Mlogit Benchmark 1

The purpose of this notebook is to:

  1. Demonstrate the use of the pyLogit to estimate conditional logit models.
  2. Benchmark the results reported pyLogit against those reported by the mlogit package.

The models estimated in this notebook will be as follows:

  1. The "Train" model described on page 22 of the mlogit documentation.
     ml.Train <- mlogit(choice ~ price + time + change + comfort | -1, Tr) 
  2. The "Fishing" model described on pages 23-24 of the mlogit documentation
     ml.Fish <- mlogit(mode ~ price | income | catch, Fishing, shape = "wide", varying = 2:9) 

1. Import Needed libraries


In [1]:
from collections import OrderedDict    # For recording the model specification 

import pandas as pd                    # For file input/output
import numpy as np                     # For vectorized math operations

import pylogit as pl                   # For MNL model estimation
                                       # To convert from wide to long format

2. Load and look at the required datasets


In [2]:
# Load the Train data, noting that the data is in wide data format
wide_train_df = pd.read_csv("../data/train_data_r.csv")

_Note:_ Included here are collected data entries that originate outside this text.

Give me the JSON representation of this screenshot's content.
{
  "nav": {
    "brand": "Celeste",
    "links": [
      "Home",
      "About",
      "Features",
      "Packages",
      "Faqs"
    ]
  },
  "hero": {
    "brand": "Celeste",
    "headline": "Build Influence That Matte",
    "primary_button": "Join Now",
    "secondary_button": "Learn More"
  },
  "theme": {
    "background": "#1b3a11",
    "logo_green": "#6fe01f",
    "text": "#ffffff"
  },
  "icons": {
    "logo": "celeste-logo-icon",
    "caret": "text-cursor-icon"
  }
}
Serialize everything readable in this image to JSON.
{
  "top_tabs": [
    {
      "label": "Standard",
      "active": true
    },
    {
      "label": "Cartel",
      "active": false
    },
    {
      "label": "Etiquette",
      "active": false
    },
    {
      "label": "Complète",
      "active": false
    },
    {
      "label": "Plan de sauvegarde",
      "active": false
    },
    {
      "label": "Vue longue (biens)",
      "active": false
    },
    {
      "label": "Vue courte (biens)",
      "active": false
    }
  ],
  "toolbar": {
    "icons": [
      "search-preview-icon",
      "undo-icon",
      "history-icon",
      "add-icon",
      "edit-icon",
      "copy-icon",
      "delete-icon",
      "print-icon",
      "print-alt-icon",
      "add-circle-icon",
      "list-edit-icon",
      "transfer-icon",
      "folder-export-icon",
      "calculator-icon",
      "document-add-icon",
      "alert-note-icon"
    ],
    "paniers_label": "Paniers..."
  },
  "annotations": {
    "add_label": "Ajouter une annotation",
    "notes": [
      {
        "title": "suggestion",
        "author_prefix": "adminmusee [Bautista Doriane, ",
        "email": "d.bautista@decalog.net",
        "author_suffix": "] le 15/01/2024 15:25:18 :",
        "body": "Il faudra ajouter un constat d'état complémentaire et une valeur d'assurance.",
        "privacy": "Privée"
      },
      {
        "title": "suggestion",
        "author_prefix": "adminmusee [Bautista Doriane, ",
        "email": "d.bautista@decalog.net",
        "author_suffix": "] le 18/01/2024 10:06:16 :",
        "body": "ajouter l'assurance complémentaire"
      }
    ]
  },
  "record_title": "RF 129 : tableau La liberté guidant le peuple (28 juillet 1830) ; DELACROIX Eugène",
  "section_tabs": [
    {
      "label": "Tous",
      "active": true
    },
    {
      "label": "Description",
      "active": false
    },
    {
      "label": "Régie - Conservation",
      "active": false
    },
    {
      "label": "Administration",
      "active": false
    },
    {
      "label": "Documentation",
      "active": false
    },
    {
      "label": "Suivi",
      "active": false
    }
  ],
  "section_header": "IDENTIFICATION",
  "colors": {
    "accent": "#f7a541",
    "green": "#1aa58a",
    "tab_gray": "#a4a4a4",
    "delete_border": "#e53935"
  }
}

# Load the Fishing data, noting that the data is in wide data format
wide_fishing_df = pd.read_csv("../data/fishing_data_r.csv")

In [3]:
# Look at the raw Train data
wide_train_df.head().T


Out[3]:
0 1 2 3 4
id 1 1 1 1 1
choiceid 1 2 3 4 5
choice choice1 choice1 choice1 choice2 choice2
price1 2400 2400 2400 4000 2400
time1 150 150 115 130 150
change1 0 0 0 0 0
comfort1 1 1 1 1 1
price2 4000 3200 4000 3200 3200
time2 150 130 115 150 150
change2 0 0 0 0 0
comfort2 1 1 0 0 0

In [4]:
# Look at the raw Fishing data
wide_fishing_df.head().T


Out[4]:
0 1 2 3 4
mode charter charter boat pier boat
price.beach 157.93 15.114 161.874 15.134 106.93
price.pier 157.93 15.114 161.874 15.134 106.93
price.boat 157.93 10.534 24.334 55.93 41.514
price.charter 182.93 34.534 59.334 84.93 71.014
catch.beach 0.0678 0.1049 0.5333 0.0678 0.0678
catch.pier 0.0503 0.0451 0.4522 0.0789 0.0503
catch.boat 0.2601 0.1574 0.2413 0.1643 0.1082
catch.charter 0.5391 0.4671 1.0266 0.5391 0.324
income 7083.332 1250 3750 2083.333 4583.332

3. Convert the wide format dataframes to long format

3a. Perform needed data cleaning

Recognizing that the Train dataset is a panel dataset, and recognizing that our estimated MNL model will not take the panel nature of the data into account, we need a new id column that specifies each individual choice situation.

In a similar fashion, the Fishing data needs an observation id column, even though it is not a panel dataset. All datasets being used in pyLogit need an "observation" id column that denotes the id of what is being thought of as the unit of observation being modeled.


In [5]:
# Note that we start the ids for the choice situations at 1.
wide_train_df["choice_situation"] = wide_train_df.index.values + 1

wide_fishing_df["observation"] = wide_fishing_df.index.values + 1

Noting that the columns denoting the choice for both the Train and the Fishing data are string objects, we need to convert the choice columns into integer based columns.


In [6]:
# Convert the choice column for the Train data into integers
# Note that we will use a 1 to denote 'choice1' and a 2 to 
# represent 'choice2'
wide_train_df["choice"] = wide_train_df["choice"].map({'choice1': 1,
                                                       'choice2': 2})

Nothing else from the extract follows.